No sé si sabrás que Craso Orator se ha consagrado a la piscicultura, un negocio considerado no incompatible con la dignidad senatorial. Así que ha instalado en sus fincas enormes estanques y está haciendo una fortuna con la venta de anguilas, lucios, carpas, etcétera, al colegio de epullones, por poner un ejemplo, en vísperas de las grandes fiestas públicas. ¡Qué poco imaginábamos lo que se nos venía encima cuando Lucio Sergio Orata inició el cultivo de ostras en los lagos de Baiae! Es un gran progreso pasar de las ostras a las anguilas, querido Lucio Cornelio.

¡Ah, cuánto voy a echar de menos este delicioso comadreo de Roma! Pero ya te contaré. Volvamos a Craso Orator y su piscicultura. En sus fincas es una simple actividad comercial, pero, como es Craso Orator, le ha encantado lo de los peces y ha agrandado el tamaño del estanque del jardín de su casa de Roma y lo ha llenado con los ejemplares más exóticos y caros.

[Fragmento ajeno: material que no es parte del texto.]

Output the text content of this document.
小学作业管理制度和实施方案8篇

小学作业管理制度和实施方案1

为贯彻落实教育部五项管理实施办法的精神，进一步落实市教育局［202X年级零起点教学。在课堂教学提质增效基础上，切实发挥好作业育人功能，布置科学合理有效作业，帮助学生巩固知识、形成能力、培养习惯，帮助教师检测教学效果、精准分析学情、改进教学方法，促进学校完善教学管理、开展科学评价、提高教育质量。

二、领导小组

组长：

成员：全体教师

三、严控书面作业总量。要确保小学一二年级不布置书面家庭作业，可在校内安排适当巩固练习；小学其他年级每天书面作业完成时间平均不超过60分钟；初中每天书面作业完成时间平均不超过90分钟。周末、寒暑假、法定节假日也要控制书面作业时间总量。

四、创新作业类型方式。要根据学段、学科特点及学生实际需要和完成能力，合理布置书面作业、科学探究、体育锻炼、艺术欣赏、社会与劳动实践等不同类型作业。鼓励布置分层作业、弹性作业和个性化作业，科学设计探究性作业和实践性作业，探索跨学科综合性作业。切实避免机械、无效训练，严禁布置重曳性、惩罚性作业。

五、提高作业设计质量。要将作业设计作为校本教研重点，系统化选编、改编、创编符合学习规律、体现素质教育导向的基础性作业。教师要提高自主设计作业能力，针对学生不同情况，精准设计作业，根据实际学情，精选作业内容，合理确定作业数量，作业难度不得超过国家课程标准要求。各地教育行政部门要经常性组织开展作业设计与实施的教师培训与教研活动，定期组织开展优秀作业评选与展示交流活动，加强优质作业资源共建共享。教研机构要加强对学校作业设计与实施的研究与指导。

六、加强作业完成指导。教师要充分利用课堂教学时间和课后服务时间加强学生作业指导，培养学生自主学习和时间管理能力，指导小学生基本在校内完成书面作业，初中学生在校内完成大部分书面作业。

Se sienta en la orilla, agita el agua con el dedo, y a por las miguitas acuden gambas y toda clase de apreciados habitantes de las aguas. Tiene, sobre todo, una carpa, un ser enorme del color del mejor peltre y de agradable rostro, tan mansa que acude rauda al borde del estanque en cuanto Orator pone el pie en el jardín. Realmente yo no le reprocho que le gusten esas cosas. No me parece mal, en absoluto.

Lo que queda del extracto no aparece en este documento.